3. Factors Influencing the Receptive Field
- Kernel size: Larger \(k\) leads to faster receptive field growth.
- Stride: Larger stride leads to faster receptive field expansion (because \(J\) accumulates more).
- Dilated Convolution: By expanding the effective range of the kernel (e.g., dilation rate \(d\)), the actual receptive field becomes \(k' = k + (k-1)(d-1)\).
- Network depth: More layers typically result in a larger receptive field.
4. Considerations in Practical Applications
- Matching receptive field with object size: If the receptive field is much smaller than the target object, the network struggles to understand the global context; if it is much larger, it may include too much irrelevant background.
- Effective receptive field: Studies show that the influence of a feature point on the input image follows a Gaussian distribution, with peripheral regions contributing less; the actual effective receptive field is smaller than the theoretical value.

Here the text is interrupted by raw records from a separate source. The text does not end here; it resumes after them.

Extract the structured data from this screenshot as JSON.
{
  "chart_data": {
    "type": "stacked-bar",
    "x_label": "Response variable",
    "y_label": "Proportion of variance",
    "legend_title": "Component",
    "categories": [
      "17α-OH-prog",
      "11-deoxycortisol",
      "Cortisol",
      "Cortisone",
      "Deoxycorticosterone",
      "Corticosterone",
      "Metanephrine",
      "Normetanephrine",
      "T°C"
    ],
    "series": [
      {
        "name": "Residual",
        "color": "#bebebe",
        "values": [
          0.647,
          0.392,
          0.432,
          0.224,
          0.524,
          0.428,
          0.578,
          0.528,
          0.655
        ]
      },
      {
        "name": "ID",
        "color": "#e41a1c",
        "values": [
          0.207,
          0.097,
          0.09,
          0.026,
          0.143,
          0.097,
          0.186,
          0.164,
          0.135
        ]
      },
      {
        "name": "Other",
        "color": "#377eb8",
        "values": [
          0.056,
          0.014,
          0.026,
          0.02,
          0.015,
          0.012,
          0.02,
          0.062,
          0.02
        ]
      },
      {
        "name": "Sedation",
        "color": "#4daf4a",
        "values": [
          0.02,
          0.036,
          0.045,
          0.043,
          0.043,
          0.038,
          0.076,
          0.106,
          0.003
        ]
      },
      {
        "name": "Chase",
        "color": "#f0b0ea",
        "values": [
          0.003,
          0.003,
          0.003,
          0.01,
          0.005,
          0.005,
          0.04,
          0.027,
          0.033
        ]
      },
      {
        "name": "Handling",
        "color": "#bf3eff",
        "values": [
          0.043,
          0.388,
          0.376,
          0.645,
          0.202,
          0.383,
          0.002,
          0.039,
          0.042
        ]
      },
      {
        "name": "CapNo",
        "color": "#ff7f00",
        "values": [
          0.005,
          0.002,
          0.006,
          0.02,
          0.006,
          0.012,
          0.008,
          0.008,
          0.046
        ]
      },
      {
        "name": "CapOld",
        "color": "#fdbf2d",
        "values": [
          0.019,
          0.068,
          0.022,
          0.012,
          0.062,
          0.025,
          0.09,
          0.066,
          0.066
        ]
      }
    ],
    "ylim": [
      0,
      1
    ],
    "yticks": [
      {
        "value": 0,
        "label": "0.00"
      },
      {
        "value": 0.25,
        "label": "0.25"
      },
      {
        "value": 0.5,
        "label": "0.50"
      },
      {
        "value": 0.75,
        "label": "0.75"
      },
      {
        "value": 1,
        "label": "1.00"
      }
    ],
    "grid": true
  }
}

- Design of modern networks: Architectures like Inception and ResNet replace large kernels with stacks of small kernels, maintaining the receptive field while reducing computational cost.
5. Summary
The receptive field is a key metric for assessing the feature extraction scope of a network, and it can be controllably adjusted through the combination of kernel size, stride, and depth. Understanding the receptive field aids in designing more reasonable network architectures and avoiding mismatches between feature scales and task requirements.